Electrical resistivity methods are aimed for imaging subsurface structures when electrical current is injected into the ground through grounded electrodes on the surface or borehole.
DC resistivity methods are widely used to map lateral changes and subvertical objects such as fractures and intrusions.
These methods are divided into 2 major groups:
- Resistivity methods: vertical electric sounding (VES), electrical profiling, electric tomography (ERT), charge method.
- Methods of natural (SP – self potential) and induced polarization (IP).
How it works
The equipment set consists of powerful transmitter and low-noise receiver. Current is injected into the ground through grounded electrodes. In order to obtain information on resistivity, voltage is measured without switching the current off. In order to study polarization, the current is switched off and then the measurement is performed. For self-potentials measurement only a receiver is required.
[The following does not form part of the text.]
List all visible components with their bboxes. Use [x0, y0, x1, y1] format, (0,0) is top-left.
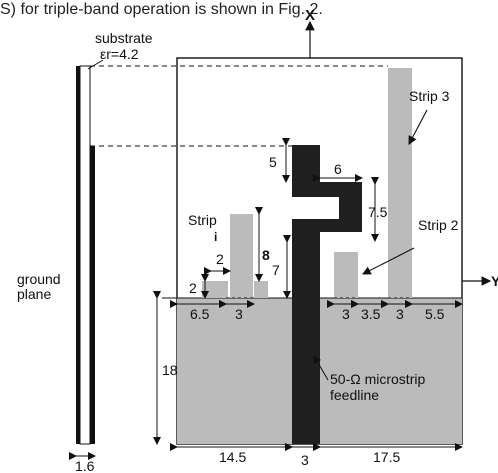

ERT (electrical resistivity tomography) – high-resolution DC resistivity data processed using tomography technique. It allows to study in detail the electrical properties of the medium, to construct two-dimensional and three-dimensional models of distribution of resistance and polarizability, and to reveal local inhomogeneities of the section.
Depth of investigation (DOI) depends on electrode spacing. The greater the spacing the greater depth are reachable.
On a resulting cross sections resistivities and thicknesses of layers are presented. Borehole data can be assigned to geoelectric units. Low interference is present im case of grounded fences, operating power plants or power lines.
Collected data of currents and voltages is then converted to apparent resistivities. There are many factors that affect measurements such as:
- fluid saturation;
- fracturing of soils;
- fluid type;
- rock type.
- geological mapping (bedrock, fracture zones);
- lithologic section verification;
- karst areas delineation;
- landslides detection;
- deposits search;
- estimation of the depth water table depth, direction of groundwater detection and its velocity;
- archaeologic objects search;
- delineation of landfills, waste site characterization.